Note: This command scaffolds the required wlp/ directory structure and installs Slash Commands for popular AI coding extensions (e.g., Claude Code, Google Antigravity, OpenCode).


The 4-Step Auto-Loop

WLP enforces a strict, four-phase lifecycle. You can trigger these via Slash Commands in your AI IDE, or simply by stating your intent in natural language.

Step 1: Brainstorming & Requirements (/wlp:propose)

Initiates the Party Mode. The agent acts as a strict council, asking hard questions about edge cases, scopes, and vulnerabilities.

  • Output: A bulletproof proposal saved to wlp/proposals/<name>.md.

Step 2: Architecture & Splitting (/wlp:spec)

The Architect takes over. It reads the proposal and writes a technical constitution (design.md). Then, it breaks the work into an Epic and orthogonal tasks (001.md, 002.md).

  • Output: wlp/epics/<name>/design.md, epic.md, and task files.

Step 3: Parallel Execution (/wlp:execute)

Runs the feature end-to-end autonomously:

  1. Sync: Pushes Epic/Tasks to GitHub Issues.
  2. Worktree: Checks out an isolated Git worktree (../.wlp-worktrees/) so your main branch stays perfectly clean.
  3. Parallel Subagents: Launches background agents to execute orthogonal tasks simultaneously.
  4. Memory Logging: Subagents append their learned lessons to wlp/memory/learned.md.
  5. Close: Merges the worktree and opens a GitHub Pull Request.

Step 4: State Reconciliation (/wlp:converge)

Re-assesses the actual codebase against the Epic. If you manually fixed something outside the AI loop, it marks the task as [x]. If code is missing, it spawns new tasks to fill the gaps.


Workspace Architecture

When you run wlp init, the following structure is injected into your repository. These artifacts serve as the "Source of Truth" for your autonomous agents.

.
├── wlp/
│   ├── proposals/       # Vetted requirements (Output of /wlp:propose)
│   ├── prds/            # Legacy PRD storage
│   ├── epics/           # Technical designs, epic trackers, and granular tasks
│   ├── memory/          # Continuous learning ledger (learned.md)
│   ├── archived/        # Completed and merged epics
│   └── skills/          # Agent behavior prompts and intent routers
│       ├── core/        # Core WLP loop logic
│       └── worktree/    # Git worktree orchestration rules
├── .claude/             # Generated slash commands for Claude
├── .agents/             # Generated proxy skills for Google Antigravity
└── .opencode/           # Generated slash commands for OpenCode

Advanced: Learned Memory

WLP implements a lightweight but highly effective Continuous Learning cycle inspired by the Extreme Code Correction (ECC) framework.

Every time a parallel Subagent executes a task in /wlp:execute, it is injected with the context of wlp/memory/learned.md. This file acts as the project's institutional memory. If a subagent spends 10 minutes resolving a tricky Webpack build error, its final step is to append the exact solution to learned.md. Future agents assigned to new tasks will read this file and avoid the pitfall entirely.
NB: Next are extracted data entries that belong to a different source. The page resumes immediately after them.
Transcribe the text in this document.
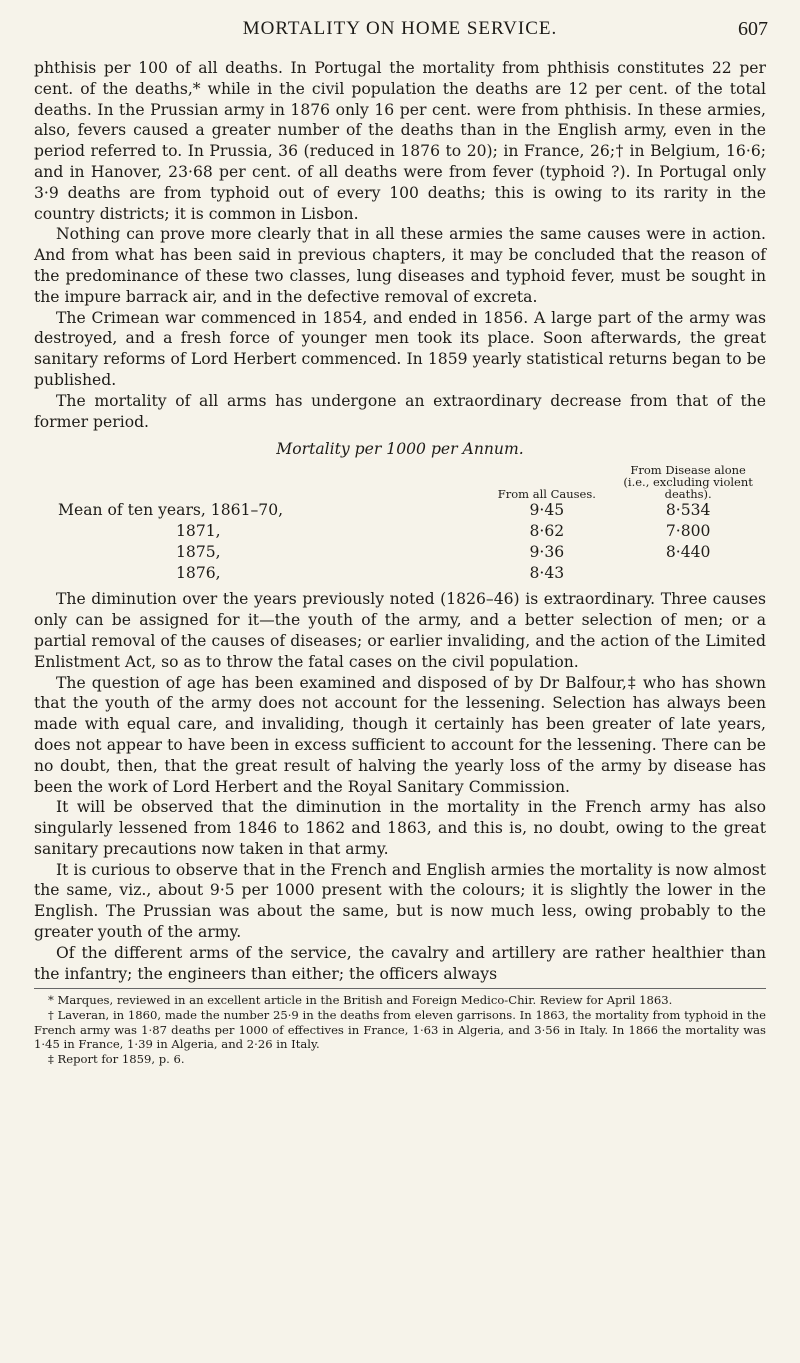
MORTALITY ON HOME SERVICE.	607

phthisis per 100 of all deaths. In Portugal the mortality from phthisis constitutes 22 per cent. of the deaths,* while in the civil population the deaths are 12 per cent. of the total deaths. In the Prussian army in 1876 only 16 per cent. were from phthisis. In these armies, also, fevers caused a greater number of the deaths than in the English army, even in the period referred to. In Prussia, 36 (reduced in 1876 to 20); in France, 26;† in Belgium, 16·6; and in Hanover, 23·68 per cent. of all deaths were from fever (typhoid ?). In Portugal only 3·9 deaths are from typhoid out of every 100 deaths; this is owing to its rarity in the country districts; it is common in Lisbon.

Nothing can prove more clearly that in all these armies the same causes were in action. And from what has been said in previous chapters, it may be concluded that the reason of the predominance of these two classes, lung diseases and typhoid fever, must be sought in the impure barrack air, and in the defective removal of excreta.

The Crimean war commenced in 1854, and ended in 1856. A large part of the army was destroyed, and a fresh force of younger men took its place. Soon afterwards, the great sanitary reforms of Lord Herbert commenced. In 1859 yearly statistical returns began to be published.

The mortality of all arms has undergone an extraordinary decrease from that of the former period.

Mortality per 1000 per Annum.
	From all Causes.	From Disease alone (i.e., excluding violent deaths).
Mean of ten years, 1861–70,	9·45	8·534
1871,	8·62	7·800
1875,	9·36	8·440
1876,	8·43	

The diminution over the years previously noted (1826–46) is extraordinary. Three causes only can be assigned for it—the youth of the army, and a better selection of men; or a partial removal of the causes of diseases; or earlier invaliding, and the action of the Limited Enlistment Act, so as to throw the fatal cases on the civil population.

The question of age has been examined and disposed of by Dr Balfour,‡ who has shown that the youth of the army does not account for the lessening. Selection has always been made with equal care, and invaliding, though it certainly has been greater of late years, does not appear to have been in excess sufficient to account for the lessening. There can be no doubt, then, that the great result of halving the yearly loss of the army by disease has been the work of Lord Herbert and the Royal Sanitary Commission.

It will be observed that the diminution in the mortality in the French army has also singularly lessened from 1846 to 1862 and 1863, and this is, no doubt, owing to the great sanitary precautions now taken in that army.

It is curious to observe that in the French and English armies the mortality is now almost the same, viz., about 9·5 per 1000 present with the colours; it is slightly the lower in the English. The Prussian was about the same, but is now much less, owing probably to the greater youth of the army.

Of the different arms of the service, the cavalry and artillery are rather healthier than the infantry; the engineers than either; the officers always

* Marques, reviewed in an excellent article in the British and Foreign Medico-Chir. Review for April 1863.

† Laveran, in 1860, made the number 25·9 in the deaths from eleven garrisons. In 1863, the mortality from typhoid in the French army was 1·87 deaths per 1000 of effectives in France, 1·63 in Algeria, and 3·56 in Italy. In 1866 the mortality was 1·45 in France, 1·39 in Algeria, and 2·26 in Italy.

‡ Report for 1859, p. 6.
Advanced: Anti-Conflict Spec

A major danger of parallel AI execution is race conditions—two agents attempting to modify src/cli.ts simultaneously, resulting in Git merge conflicts.
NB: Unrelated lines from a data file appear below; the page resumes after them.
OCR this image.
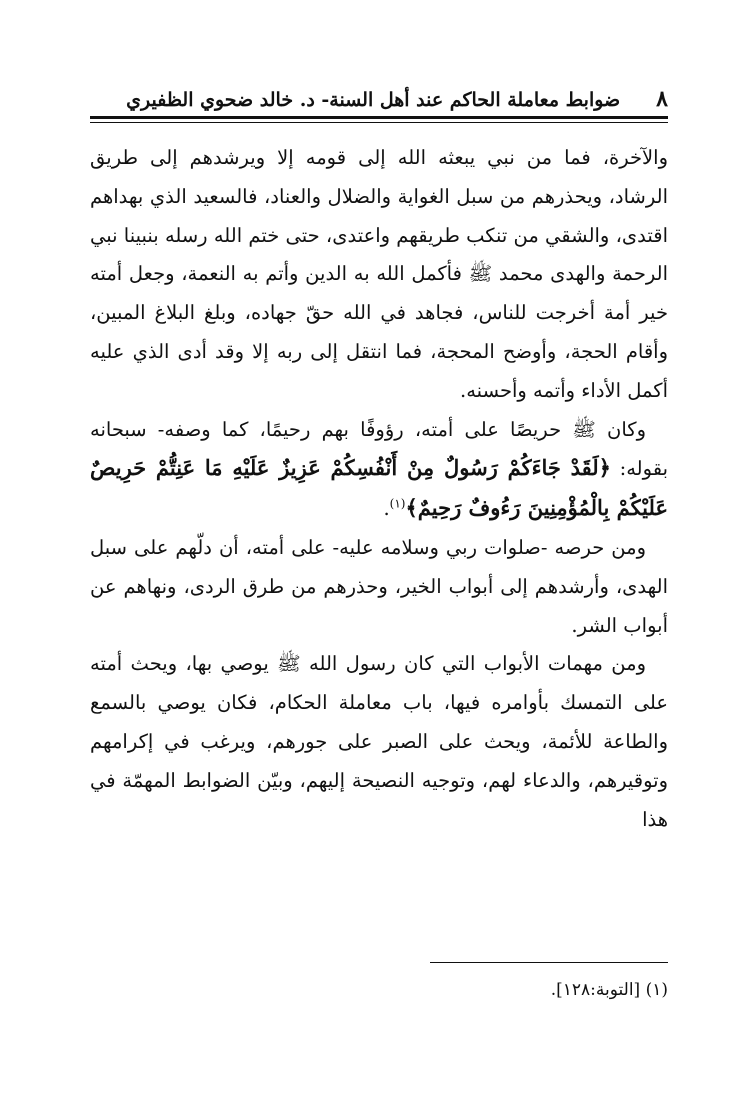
٨
ضوابط معاملة الحاكم عند أهل السنة- د. خالد ضحوي الظفيري

والآخرة، فما من نبي يبعثه الله إلى قومه إلا ويرشدهم إلى طريق الرشاد، ويحذرهم من سبل الغواية والضلال والعناد، فالسعيد الذي بهداهم اقتدى، والشقي من تنكب طريقهم واعتدى، حتى ختم الله رسله بنبينا نبي الرحمة والهدى محمد ﷺ فأكمل الله به الدين وأتم به النعمة، وجعل أمته خير أمة أخرجت للناس، فجاهد في الله حقّ جهاده، وبلغ البلاغ المبين، وأقام الحجة، وأوضح المحجة، فما انتقل إلى ربه إلا وقد أدى الذي عليه أكمل الأداء وأتمه وأحسنه.

وكان ﷺ حريصًا على أمته، رؤوفًا بهم رحيمًا، كما وصفه- سبحانه بقوله: ﴿لَقَدْ جَاءَكُمْ رَسُولٌ مِنْ أَنْفُسِكُمْ عَزِيزٌ عَلَيْهِ مَا عَنِتُّمْ حَرِيصٌ عَلَيْكُمْ بِالْمُؤْمِنِينَ رَءُوفٌ رَحِيمٌ﴾$^{(١)}$.

ومن حرصه -صلوات ربي وسلامه عليه- على أمته، أن دلّهم على سبل الهدى، وأرشدهم إلى أبواب الخير، وحذرهم من طرق الردى، ونهاهم عن أبواب الشر.

ومن مهمات الأبواب التي كان رسول الله ﷺ يوصي بها، ويحث أمته على التمسك بأوامره فيها، باب معاملة الحكام، فكان يوصي بالسمع والطاعة للأئمة، ويحث على الصبر على جورهم، ويرغب في إكرامهم وتوقيرهم، والدعاء لهم، وتوجيه النصيحة إليهم، وبيّن الضوابط المهمّة في هذا

(١) [التوبة:١٢٨].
WLP solves this in the /wlp:spec phase. The Architect agent statically analyzes the proposed tasks. If Task A (Routing) and Task B (Auth) both require modifying app.tsx, the Architect explicitly enforces:

# wlp/epics/auth-feature/002.md
depends_on: ["001.md"]
parallel: false

Only strictly orthogonal tasks (e.g., updating a Database schema and writing CSS) are permitted to run with parallel: true.


Contributing

We welcome contributions! Spec-Driven Development is an evolving paradigm, and we are constantly looking to improve our prompts, adapters, and CLI tooling.

  1. Fork the repository
  2. Create your feature branch (git checkout -b feature/amazing-feature)
  3. Commit your changes (git commit -m 'Add some amazing feature')
  4. Push to the branch (git push origin feature/amazing-feature)
  5. Open a Pull Request

License

This project is licensed under the MIT License - see the LICENSE file for details.